O perturbador caso do Vampiro de Montparnasse

Comportamentos bizarros associados a crimes perturbadores sempre chocaram as sociedades e despertaram, além de repulsa, a necessidade de compreender ainda mais as possibilidades da mente humana em condições patológicas. O caso do francês François Bertrand é um exemplo dessa situação.

Bertrand nasceu em 1823 e logo cedo percebeu-se que havia algo diferente em seu comportamento. Quando menino, ele apresentou um fascínio mórbido por animais mortos e pela prática de dissecar cadáveres de cães e gatos. Apesar disso, ele levou uma vida aparentemente normal em outros aspectos de seu cotidiano, chegando a estudar normalmente e a conseguir ingressar na vida militar depois de crescido. No exército, ele serviu como um dedicado e disciplinado soldado, respeitado pelos companheiros de corporação.

Até então ninguém desconfiava que o sargento Bertrand era atormentado por dores de cabeça incontroláveis e palpitações cardíacas que só cessavam quando ele realizava seus impulsos mórbidos e sinistros.
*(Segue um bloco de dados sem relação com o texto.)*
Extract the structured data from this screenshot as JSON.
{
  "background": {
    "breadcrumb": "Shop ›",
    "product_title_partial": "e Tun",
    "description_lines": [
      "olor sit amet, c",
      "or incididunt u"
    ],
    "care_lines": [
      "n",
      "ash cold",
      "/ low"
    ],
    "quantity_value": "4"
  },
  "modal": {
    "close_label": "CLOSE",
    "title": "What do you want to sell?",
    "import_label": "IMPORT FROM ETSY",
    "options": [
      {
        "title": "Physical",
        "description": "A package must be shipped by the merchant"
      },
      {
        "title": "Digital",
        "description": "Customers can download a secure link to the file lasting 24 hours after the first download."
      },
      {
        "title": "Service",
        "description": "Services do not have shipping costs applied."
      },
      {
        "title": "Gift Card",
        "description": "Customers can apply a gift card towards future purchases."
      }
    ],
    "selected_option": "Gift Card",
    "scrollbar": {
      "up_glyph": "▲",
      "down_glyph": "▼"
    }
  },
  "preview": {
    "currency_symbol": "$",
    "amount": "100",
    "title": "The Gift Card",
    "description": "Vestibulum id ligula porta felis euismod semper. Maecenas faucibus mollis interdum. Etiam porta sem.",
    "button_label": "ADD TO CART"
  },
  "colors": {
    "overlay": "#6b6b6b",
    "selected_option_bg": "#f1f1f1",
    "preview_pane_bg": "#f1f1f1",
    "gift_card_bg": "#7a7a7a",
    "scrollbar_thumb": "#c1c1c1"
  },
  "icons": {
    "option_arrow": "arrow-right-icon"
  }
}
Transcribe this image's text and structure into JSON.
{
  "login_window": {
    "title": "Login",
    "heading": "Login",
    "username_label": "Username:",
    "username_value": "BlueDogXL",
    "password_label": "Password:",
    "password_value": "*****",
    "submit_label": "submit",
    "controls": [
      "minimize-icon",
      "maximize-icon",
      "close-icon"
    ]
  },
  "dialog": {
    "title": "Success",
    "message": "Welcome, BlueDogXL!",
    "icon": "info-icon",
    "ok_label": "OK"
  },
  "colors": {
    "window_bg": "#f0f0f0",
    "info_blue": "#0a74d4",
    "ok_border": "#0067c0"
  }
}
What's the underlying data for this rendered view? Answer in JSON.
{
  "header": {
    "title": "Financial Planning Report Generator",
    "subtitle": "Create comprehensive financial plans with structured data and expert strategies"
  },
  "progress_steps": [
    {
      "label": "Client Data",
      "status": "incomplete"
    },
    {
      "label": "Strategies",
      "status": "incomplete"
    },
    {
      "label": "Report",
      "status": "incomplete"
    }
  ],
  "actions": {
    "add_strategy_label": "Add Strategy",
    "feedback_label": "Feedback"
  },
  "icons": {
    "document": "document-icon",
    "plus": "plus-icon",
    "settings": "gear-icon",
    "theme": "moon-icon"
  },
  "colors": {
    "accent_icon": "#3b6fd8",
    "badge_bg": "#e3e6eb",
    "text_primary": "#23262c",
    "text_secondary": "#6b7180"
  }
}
Incapaz de resistir, ele saía de casa durante as madrugadas, invadia cemitérios e procurava túmulos com sepultamentos recentes para desenterrar os defuntos e praticar atos inomináveis com os mortos. Ele mutilava, praticava evisceração, frequentemente passava um tempo abraçado a jovens cadáveres femininos antes de realizava atos sexuais.

Ele violou sepulturas e profanou corpos nos cemitérios parisienses de Montmartre, Père Lachaise e, principalmente, no de Montparnasse nos anos de 1848 e 1849. Durante as manhãs após suas visitas sombrias, os funcionários dos cemitérios chegavam para serviço se deparavam com cenas estarrecedoras. Era comum que Bertrand atacasse várias sepulturas em uma noite, o que alarmava ainda mais a cidade. A discrição do soturno invasor foi capaz de superar os cuidados com o reforço da vigilância nas principais necrópoles de Paris, possibilitando sua continuada atuação.

Os mais engenhosos coveiros apelaram para métodos alternativos, como a montagem de armadilhas em sepulturas falsas ou vazias especialmente preparadas para atrair o violador macabro. Bertrand finalmente acabou ferido em um artefato montado em uma cova, mas ainda conseguiu escapar e procurou o hospital militar de Val-de-Grâce para tratar dos ferimentos causados pela armadinha. Durante seu internamento, um médico desconfiado resolveu averiguar a situação ao notar lesões mais antigas em Bertrand, que costumava cavar as sepulturas com as próprias mãos, o que ocasionou desgastes na pele e pequenos ferimentos. O paciente relatou sem sofrer pensões como obteve as feridas e as autoridades foram acionadas.

François Bertrand detalhou espontaneamente suas práticas e impulsos durante os depoimentos, o que gerou enorme choque através da repercussão pública do caso. A comunidade médica também se interessou pala situação e especialistas avaliaram atentamente os episódios e relatos do acusado. Os médicos concluíram que Bertrand sofria de um distúrbio que qualificaram como “monomania”, um transtorno que faz o indivíduo recorrer a um comportamento obsessivo sem capacidade de controle.

A falta de parâmetros legais para a qualificação dos crimes e avaliação médica podem ter favorecido o julgamento daquele que a imprensa qualificou como “Vampiro de Montparnasse”. Ele foi condenado a cumprir apenas um ano de prisão, apesar dos protestos que exigiam um castigo severo diante da atrocidade dos atos. Depois de liberado, François Bertrand passou a levar uma vida discreta no anonimato, chegando a trabalhar como escriturário, carteiro e vigilante. Ele morreu em 1878, aos 54 anos de idade.

O caso médico motivou o aperfeiçoamento dos estudos comportamentais. Em 1850, o psiquiatra Joseph Guislain elaborou o conceito de “necrofilia” como distúrbio que proporciona uma atração sexual pelos incontrolável por cadáveres. O doutor Guislain examinou cientificamente os depoimentos de Bertrand para formular suas teses.